Similarly, the PBGC variable rate premium is essentially determined using the same rate as is used for lump sums, but without a lag. This will increase the liabilities that form the basis for determining the amount of the variable premium.
Finally, the use of spot fixed income rates for financial accounting purposes will have an adverse effect on a company’s balance sheet to the extent they trigger an increase in reportable plan liabilities. The impact will be much more pronounced than is the case with minimum funding considerations, since the use of spot rates does not allow the impact of currently falling rates to be offset by the prior year increases used in a “smoothing” approach.
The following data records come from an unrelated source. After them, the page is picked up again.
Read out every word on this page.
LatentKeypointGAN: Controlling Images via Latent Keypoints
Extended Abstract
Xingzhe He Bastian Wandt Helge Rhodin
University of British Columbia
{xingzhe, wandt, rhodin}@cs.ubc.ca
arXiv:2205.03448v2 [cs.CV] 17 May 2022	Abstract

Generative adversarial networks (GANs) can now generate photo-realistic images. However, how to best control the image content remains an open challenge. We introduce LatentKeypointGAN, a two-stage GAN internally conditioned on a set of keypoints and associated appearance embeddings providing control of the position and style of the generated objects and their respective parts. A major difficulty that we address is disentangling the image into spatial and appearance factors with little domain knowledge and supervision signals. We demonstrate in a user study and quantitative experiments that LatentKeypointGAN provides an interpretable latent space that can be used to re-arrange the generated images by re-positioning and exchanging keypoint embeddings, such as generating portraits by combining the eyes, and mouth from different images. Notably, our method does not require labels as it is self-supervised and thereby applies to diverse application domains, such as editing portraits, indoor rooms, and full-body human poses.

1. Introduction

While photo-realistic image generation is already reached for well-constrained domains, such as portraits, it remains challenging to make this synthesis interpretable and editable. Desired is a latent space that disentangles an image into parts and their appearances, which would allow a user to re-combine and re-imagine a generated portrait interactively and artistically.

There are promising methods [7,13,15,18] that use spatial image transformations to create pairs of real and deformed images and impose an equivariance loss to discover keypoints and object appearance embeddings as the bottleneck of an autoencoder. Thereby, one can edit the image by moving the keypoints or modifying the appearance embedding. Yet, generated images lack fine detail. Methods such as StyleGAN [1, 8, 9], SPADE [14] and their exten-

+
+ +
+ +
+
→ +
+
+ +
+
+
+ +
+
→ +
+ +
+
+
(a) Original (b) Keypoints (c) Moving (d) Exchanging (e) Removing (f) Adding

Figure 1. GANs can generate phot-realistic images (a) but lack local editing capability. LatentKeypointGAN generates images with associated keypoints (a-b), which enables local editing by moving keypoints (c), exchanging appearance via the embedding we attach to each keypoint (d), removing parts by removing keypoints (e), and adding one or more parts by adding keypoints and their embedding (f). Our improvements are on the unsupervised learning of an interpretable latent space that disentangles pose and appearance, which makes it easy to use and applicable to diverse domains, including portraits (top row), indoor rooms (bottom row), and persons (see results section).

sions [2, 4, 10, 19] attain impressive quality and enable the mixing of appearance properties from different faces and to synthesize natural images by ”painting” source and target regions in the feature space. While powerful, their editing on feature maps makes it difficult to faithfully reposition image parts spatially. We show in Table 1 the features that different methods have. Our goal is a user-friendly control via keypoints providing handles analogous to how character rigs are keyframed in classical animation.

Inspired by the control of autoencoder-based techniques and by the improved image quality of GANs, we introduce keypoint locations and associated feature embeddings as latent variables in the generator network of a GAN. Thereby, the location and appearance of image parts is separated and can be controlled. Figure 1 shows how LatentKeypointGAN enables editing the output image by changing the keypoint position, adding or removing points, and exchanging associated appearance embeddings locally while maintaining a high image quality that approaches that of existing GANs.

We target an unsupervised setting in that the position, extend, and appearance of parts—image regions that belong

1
Potential Effects of Brexit on DC Plans
In the case of DC plans, participants generally bear the primary risk (and reward) of their investment choices, as allowed by ERISA Section 404(c). Thus, they will bear the risk of both declining bond prices and more volatile financial markets generally. Plan fiduciaries may want to consider alerting participants to the issues raised by Brexit, the possible impact on plan investments, the advisability of staying the course in turbulent markets, diversification considerations, and any other Brexit-related issues relevant to participation in the DC plan, but should be careful to avoid providing specific investment recommendations or advice that may be subject to ERISA’s fiduciary obligations.
In the case of both DB and DC plans, the fiduciary responsible for selecting investments (such as an investment committee) should continue to monitor developments in the financial markets and react as appropriate, in light of the plan’s investment policy statement and the general fiduciary requirements of ERISA. Federal courts and the US Department of Labor have consistently stated that ERISA fiduciaries are not held to a standard of omniscience, but they are required to exercise “procedural prudence” in selecting and monitoring plan investments. This sort of prudence would include adhering to the processes and other mandates established in the fiduciary’s charter or other governing document.